A bipartisan bill to boost the development of domestic nuclear power plants passed the U.S. Senate on Tuesday.
In a vote of 88-2, the Senate passed the Accelerated Deployment of Versatile and Advanced Nuclear Power for Clean Energy (ADVANCE) Act, part of the Fire Aid and Safety Act (S.8.70). press release The ADVANCE Act, introduced by the U.S. Senate Committee on Environment and Public Works (EPW), will now head to President Joe Biden’s desk for his signature.
“Today, we sent the ADVANCE Act to the President’s desk because Congress came together to recognize the importance of nuclear energy to America’s future and get the job done,” Sen. Shelley Moore Capito (R-West Virginia) said in a press release.

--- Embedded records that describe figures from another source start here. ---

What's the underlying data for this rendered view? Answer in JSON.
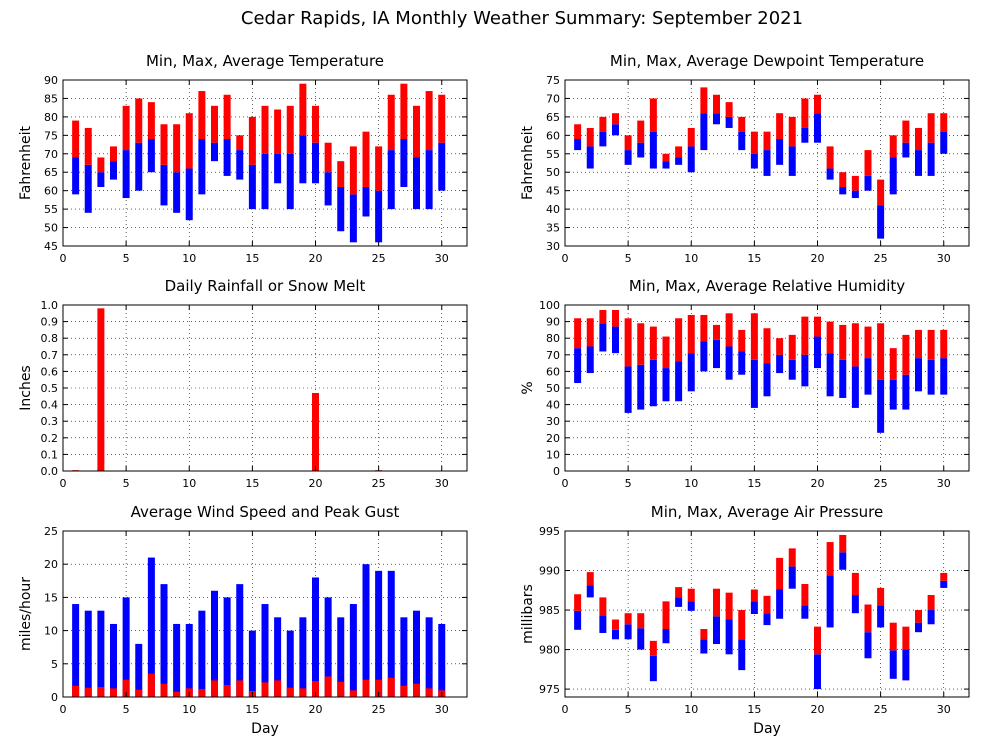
{
  "title": "Cedar Rapids, IA Monthly Weather Summary: September 2021",
  "colors": {
    "red": "#ff0000",
    "blue": "#0000ff"
  },
  "chart_data": [
    {
      "id": "temp",
      "type": "bar",
      "title": "Min, Max, Average Temperature",
      "ylabel": "Fahrenheit",
      "xlabel": "",
      "xlim": [
        0,
        32
      ],
      "ylim": [
        45,
        90
      ],
      "yticks": [
        45,
        50,
        55,
        60,
        65,
        70,
        75,
        80,
        85,
        90
      ],
      "xticks": [
        0,
        5,
        10,
        15,
        20,
        25,
        30
      ],
      "grid": true,
      "x": [
        1,
        2,
        3,
        4,
        5,
        6,
        7,
        8,
        9,
        10,
        11,
        12,
        13,
        14,
        15,
        16,
        17,
        18,
        19,
        20,
        21,
        22,
        23,
        24,
        25,
        26,
        27,
        28,
        29,
        30
      ],
      "min": [
        59,
        54,
        61,
        63,
        58,
        60,
        65,
        56,
        54,
        52,
        59,
        68,
        64,
        63,
        55,
        55,
        62,
        55,
        62,
        62,
        56,
        49,
        46,
        53,
        46,
        55,
        61,
        55,
        55,
        60
      ],
      "avg": [
        69,
        67,
        65,
        68,
        71,
        73,
        74,
        67,
        65,
        66,
        74,
        73,
        74,
        71,
        67,
        70,
        70,
        70,
        75,
        73,
        65,
        61,
        59,
        61,
        60,
        71,
        74,
        69,
        71,
        73
      ],
      "max": [
        79,
        77,
        69,
        72,
        83,
        85,
        84,
        78,
        78,
        81,
        87,
        83,
        86,
        75,
        80,
        83,
        82,
        83,
        89,
        83,
        73,
        68,
        72,
        76,
        72,
        86,
        89,
        83,
        87,
        86
      ]
    },
    {
      "id": "dew",
      "type": "bar",
      "title": "Min, Max, Average Dewpoint Temperature",
      "ylabel": "Fahrenheit",
      "xlabel": "",
      "xlim": [
        0,
        32
      ],
      "ylim": [
        30,
        75
      ],
      "yticks": [
        30,
        35,
        40,
        45,
        50,
        55,
        60,
        65,
        70,
        75
      ],
      "xticks": [
        0,
        5,
        10,
        15,
        20,
        25,
        30
      ],
      "grid": true,
      "x": [
        1,
        2,
        3,
        4,
        5,
        6,
        7,
        8,
        9,
        10,
        11,
        12,
        13,
        14,
        15,
        16,
        17,
        18,
        19,
        20,
        21,
        22,
        23,
        24,
        25,
        26,
        27,
        28,
        29,
        30
      ],
      "min": [
        56,
        51,
        57,
        60,
        52,
        54,
        51,
        51,
        52,
        50,
        56,
        63,
        62,
        56,
        51,
        49,
        52,
        49,
        58,
        58,
        48,
        44,
        43,
        45,
        32,
        44,
        54,
        49,
        49,
        55
      ],
      "avg": [
        59,
        57,
        61,
        63,
        56,
        58,
        61,
        53,
        54,
        57,
        66,
        66,
        65,
        61,
        55,
        56,
        59,
        57,
        62,
        66,
        51,
        46,
        45,
        49,
        41,
        54,
        58,
        56,
        58,
        61
      ],
      "max": [
        63,
        62,
        65,
        66,
        60,
        64,
        70,
        55,
        57,
        62,
        73,
        71,
        69,
        65,
        61,
        61,
        66,
        65,
        70,
        71,
        57,
        50,
        49,
        56,
        48,
        60,
        64,
        62,
        66,
        66
      ]
    },
    {
      "id": "rain",
      "type": "bar",
      "title": "Daily Rainfall or Snow Melt",
      "ylabel": "Inches",
      "xlabel": "",
      "xlim": [
        0,
        32
      ],
      "ylim": [
        0,
        1.0
      ],
      "yticks": [
        0.0,
        0.1,
        0.2,
        0.3,
        0.4,
        0.5,
        0.6,
        0.7,
        0.8,
        0.9,
        1.0
      ],
      "ytick_labels": [
        "0.0",
        "0.1",
        "0.2",
        "0.3",
        "0.4",
        "0.5",
        "0.6",
        "0.7",
        "0.8",
        "0.9",
        "1.0"
      ],
      "xticks": [
        0,
        5,
        10,
        15,
        20,
        25,
        30
      ],
      "grid": true,
      "x": [
        1,
        2,
        3,
        4,
        5,
        6,
        7,
        8,
        9,
        10,
        11,
        12,
        13,
        14,
        15,
        16,
        17,
        18,
        19,
        20,
        21,
        22,
        23,
        24,
        25,
        26,
        27,
        28,
        29,
        30
      ],
      "values": [
        0.005,
        0,
        0.98,
        0,
        0,
        0,
        0,
        0,
        0,
        0,
        0,
        0,
        0,
        0,
        0,
        0,
        0,
        0,
        0,
        0.47,
        0,
        0,
        0,
        0,
        0.005,
        0,
        0,
        0,
        0,
        0
      ]
    },
    {
      "id": "rh",
      "type": "bar",
      "title": "Min, Max, Average Relative Humidity",
      "ylabel": "%",
      "xlabel": "",
      "xlim": [
        0,
        32
      ],
      "ylim": [
        0,
        100
      ],
      "yticks": [
        0,
        10,
        20,
        30,
        40,
        50,
        60,
        70,
        80,
        90,
        100
      ],
      "xticks": [
        0,
        5,
        10,
        15,
        20,
        25,
        30
      ],
      "grid": true,
      "x": [
        1,
        2,
        3,
        4,
        5,
        6,
        7,
        8,
        9,
        10,
        11,
        12,
        13,
        14,
        15,
        16,
        17,
        18,
        19,
        20,
        21,
        22,
        23,
        24,
        25,
        26,
        27,
        28,
        29,
        30
      ],
      "min": [
        53,
        59,
        72,
        71,
        35,
        37,
        39,
        42,
        42,
        48,
        60,
        62,
        55,
        58,
        38,
        45,
        59,
        55,
        51,
        62,
        45,
        44,
        38,
        46,
        23,
        37,
        37,
        48,
        46,
        46
      ],
      "avg": [
        74,
        75,
        89,
        87,
        63,
        64,
        67,
        62,
        66,
        71,
        78,
        79,
        75,
        72,
        67,
        65,
        70,
        67,
        70,
        81,
        71,
        67,
        63,
        68,
        55,
        55,
        58,
        68,
        67,
        68
      ],
      "max": [
        92,
        92,
        97,
        97,
        92,
        89,
        87,
        81,
        92,
        94,
        94,
        88,
        95,
        85,
        95,
        86,
        80,
        82,
        93,
        93,
        90,
        88,
        89,
        87,
        89,
        74,
        82,
        85,
        85,
        85
      ]
    },
    {
      "id": "wind",
      "type": "bar",
      "title": "Average Wind Speed and Peak Gust",
      "ylabel": "miles/hour",
      "xlabel": "Day",
      "xlim": [
        0,
        32
      ],
      "ylim": [
        0,
        25
      ],
      "yticks": [
        0,
        5,
        10,
        15,
        20,
        25
      ],
      "xticks": [
        0,
        5,
        10,
        15,
        20,
        25,
        30
      ],
      "grid": true,
      "x": [
        1,
        2,
        3,
        4,
        5,
        6,
        7,
        8,
        9,
        10,
        11,
        12,
        13,
        14,
        15,
        16,
        17,
        18,
        19,
        20,
        21,
        22,
        23,
        24,
        25,
        26,
        27,
        28,
        29,
        30
      ],
      "peak_gust": [
        14,
        13,
        13,
        11,
        15,
        8,
        21,
        17,
        11,
        11,
        13,
        16,
        15,
        17,
        10,
        14,
        12,
        10,
        12,
        18,
        15,
        12,
        14,
        20,
        19,
        19,
        12,
        13,
        12,
        11
      ],
      "avg_speed": [
        1.7,
        1.4,
        1.5,
        1.3,
        2.6,
        1.1,
        3.5,
        2.0,
        0.8,
        1.3,
        1.2,
        2.5,
        1.8,
        2.5,
        0.9,
        2.2,
        2.5,
        1.4,
        1.3,
        2.4,
        3.1,
        2.3,
        1.0,
        2.6,
        2.6,
        2.9,
        1.7,
        2.0,
        1.3,
        1.0
      ]
    },
    {
      "id": "pres",
      "type": "bar",
      "title": "Min, Max, Average Air Pressure",
      "ylabel": "millibars",
      "xlabel": "Day",
      "xlim": [
        0,
        32
      ],
      "ylim": [
        974,
        995
      ],
      "yticks": [
        975,
        980,
        985,
        990,
        995
      ],
      "xticks": [
        0,
        5,
        10,
        15,
        20,
        25,
        30
      ],
      "grid": true,
      "x": [
        1,
        2,
        3,
        4,
        5,
        6,
        7,
        8,
        9,
        10,
        11,
        12,
        13,
        14,
        15,
        16,
        17,
        18,
        19,
        20,
        21,
        22,
        23,
        24,
        25,
        26,
        27,
        28,
        29,
        30
      ],
      "min": [
        982.5,
        986.6,
        982.1,
        981.3,
        981.3,
        980.0,
        976.0,
        980.8,
        985.4,
        984.9,
        979.5,
        980.7,
        979.4,
        977.4,
        984.5,
        983.1,
        983.9,
        987.7,
        983.9,
        975.0,
        982.8,
        990.1,
        984.6,
        978.9,
        982.8,
        976.3,
        976.1,
        982.2,
        983.2,
        987.8
      ],
      "avg": [
        984.9,
        988.1,
        984.3,
        982.5,
        983.2,
        982.7,
        979.2,
        982.6,
        986.6,
        986.1,
        981.3,
        984.2,
        983.8,
        981.3,
        986.1,
        984.6,
        987.6,
        990.5,
        985.6,
        979.4,
        989.4,
        992.3,
        986.9,
        982.2,
        985.6,
        979.9,
        980.0,
        983.4,
        985.0,
        988.7
      ],
      "max": [
        987.0,
        989.8,
        986.6,
        983.8,
        984.6,
        984.6,
        981.1,
        986.1,
        987.9,
        987.7,
        982.6,
        987.7,
        987.2,
        985.0,
        987.6,
        986.8,
        991.6,
        992.8,
        988.3,
        982.9,
        993.6,
        994.5,
        989.7,
        985.7,
        987.8,
        983.4,
        982.9,
        985.0,
        986.9,
        989.7
      ]
    }
  ]
}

🚨Bipartisan nuclear bill reaches the President’s desk🚨
The Senate overwhelmingly passed the ADVANCE Act. Senkapito @Senator Carper & @Senator WhitehouseTo give America’s nuclear energy future a major boost! pic.twitter.com/NoqTs0yFuV
— EPW Republicans (@EPWGOP) June 18, 2024
under invoiceAccording to the press release, the plan would provide a number of benefits, including improving the current process for “exporting U.S. technology to international markets,” reducing “regulatory costs for companies seeking to license advanced reactor technology,” and giving the Nuclear Regulatory Commission (NRC) chairman additional “tools” to “recruit and retain” more qualified staff “to safely and effectively review and process advanced reactor license applications.”
The bill also gives the NRC the task of evaluating “manufacturing technologies” that could help “build nuclear reactors better, faster, cheaper and smarter.”

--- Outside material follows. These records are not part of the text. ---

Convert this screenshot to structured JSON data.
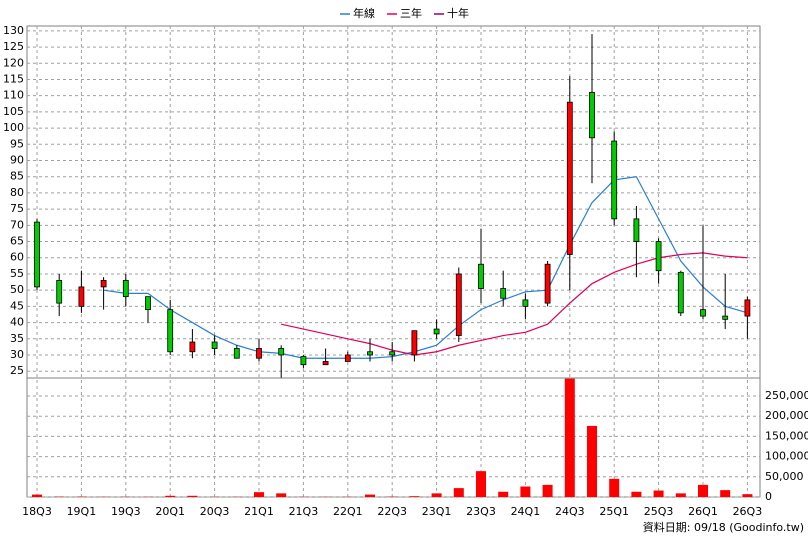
{
  "chart_data": {
    "type": "candlestick",
    "categories": [
      "18Q3",
      null,
      "19Q1",
      null,
      "19Q3",
      null,
      "20Q1",
      null,
      "20Q3",
      null,
      "21Q1",
      null,
      "21Q3",
      null,
      "22Q1",
      null,
      "22Q3",
      null,
      "23Q1",
      null,
      "23Q3",
      null,
      "24Q1",
      null,
      "24Q3",
      null,
      "25Q1",
      null,
      "25Q3",
      null,
      "26Q1",
      null,
      "26Q3"
    ],
    "open": [
      71,
      53,
      45,
      51,
      53,
      48,
      44,
      31,
      34,
      32,
      29,
      32,
      29.5,
      27,
      28,
      31,
      31,
      30,
      38,
      36,
      58,
      50.5,
      47,
      46,
      61,
      111,
      96,
      72,
      65,
      55.5,
      44,
      42,
      42
    ],
    "high": [
      72,
      55,
      56,
      54,
      55,
      48,
      47,
      38,
      36,
      33,
      35,
      33,
      30,
      32,
      31,
      35,
      34,
      37.5,
      41,
      57,
      69,
      56,
      49,
      59,
      116,
      129,
      99,
      76,
      66,
      56,
      70,
      55,
      48
    ],
    "low": [
      50,
      42,
      43,
      44,
      45,
      40,
      30,
      29,
      30,
      29,
      28,
      23,
      26,
      27,
      28,
      28,
      28,
      28,
      35,
      34,
      46,
      45,
      41,
      45,
      50,
      83,
      70,
      54,
      52,
      42,
      41,
      38,
      35
    ],
    "close": [
      51,
      46,
      51,
      53,
      48,
      44,
      31,
      34,
      32,
      29,
      32,
      30,
      27,
      28,
      30,
      30,
      30,
      37.5,
      36.5,
      55,
      50.5,
      47.5,
      45,
      58,
      108,
      97,
      72,
      65,
      56,
      43,
      42,
      41,
      47
    ],
    "up_color": "#ff0000",
    "down_color": "#00cc00",
    "series": [
      {
        "name": "年線",
        "color": "#2a7fd4",
        "values": [
          null,
          null,
          null,
          50,
          49,
          49,
          44,
          40,
          36,
          33,
          31,
          30.5,
          29,
          29,
          29,
          29,
          29.5,
          31,
          33,
          39,
          44,
          47,
          49.5,
          50,
          64,
          77,
          84,
          85,
          72,
          59,
          51,
          45,
          43
        ]
      },
      {
        "name": "三年",
        "color": "#e0005a",
        "values": [
          null,
          null,
          null,
          null,
          null,
          null,
          null,
          null,
          null,
          null,
          null,
          39.5,
          38,
          36.5,
          35,
          33.5,
          31.5,
          30,
          31,
          33,
          34.5,
          36,
          37,
          39.5,
          46,
          52,
          55.5,
          58,
          60,
          61,
          61.5,
          60.5,
          60
        ]
      },
      {
        "name": "十年",
        "color": "#9a0078",
        "values": [
          null,
          null,
          null,
          null,
          null,
          null,
          null,
          null,
          null,
          null,
          null,
          null,
          null,
          null,
          null,
          null,
          null,
          null,
          null,
          null,
          null,
          null,
          null,
          null,
          null,
          null,
          null,
          null,
          null,
          null,
          null,
          null,
          null
        ]
      }
    ],
    "ylim": [
      22.9,
      131.5
    ],
    "yticks": [
      25,
      30,
      35,
      40,
      45,
      50,
      55,
      60,
      65,
      70,
      75,
      80,
      85,
      90,
      95,
      100,
      105,
      110,
      115,
      120,
      125,
      130
    ],
    "grid": true,
    "legend": "top",
    "volume": {
      "color": "#ff0000",
      "values": [
        6000,
        1000,
        1000,
        500,
        500,
        500,
        3000,
        3000,
        500,
        500,
        12000,
        9000,
        500,
        500,
        500,
        6000,
        1000,
        2000,
        9000,
        22000,
        64000,
        13000,
        26000,
        30000,
        293000,
        176000,
        45000,
        13000,
        16000,
        9000,
        30000,
        17000,
        7000
      ],
      "ylim": [
        0,
        294600
      ],
      "yticks": [
        0,
        {
          "value": 50000,
          "label": "50,000"
        },
        {
          "value": 100000,
          "label": "100,000"
        },
        {
          "value": 150000,
          "label": "150,000"
        },
        {
          "value": 200000,
          "label": "200,000"
        },
        {
          "value": 250000,
          "label": "250,000"
        }
      ]
    },
    "source": "資料日期: 09/18 (Goodinfo.tw)"
  }
}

The bill would also advance U.S. nuclear energy leadership by giving the NRC “the authority to deliberate in international forums on the development of regulations for advanced nuclear reactors.”
Nuclear energy produces no emissions, Explained It is certified by the U.S. Department of Energy (DOE) as a “zero-emission clean energy source.”

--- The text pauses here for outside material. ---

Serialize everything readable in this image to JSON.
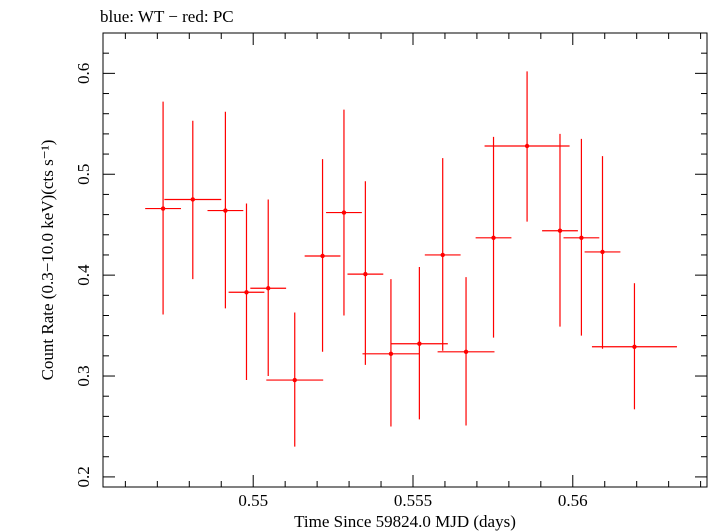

“The nuclear power plant generates electricity using nuclear fission reactions that split uranium atoms to produce energy,” the Department of Energy says on its website. “The heat from the fission reaction is used to produce steam to spin turbines that generate electricity without emitting harmful by-products associated with fossil fuels.”
Capito added that the bill “will encourage further innovation and investment in nuclear technology in our country.”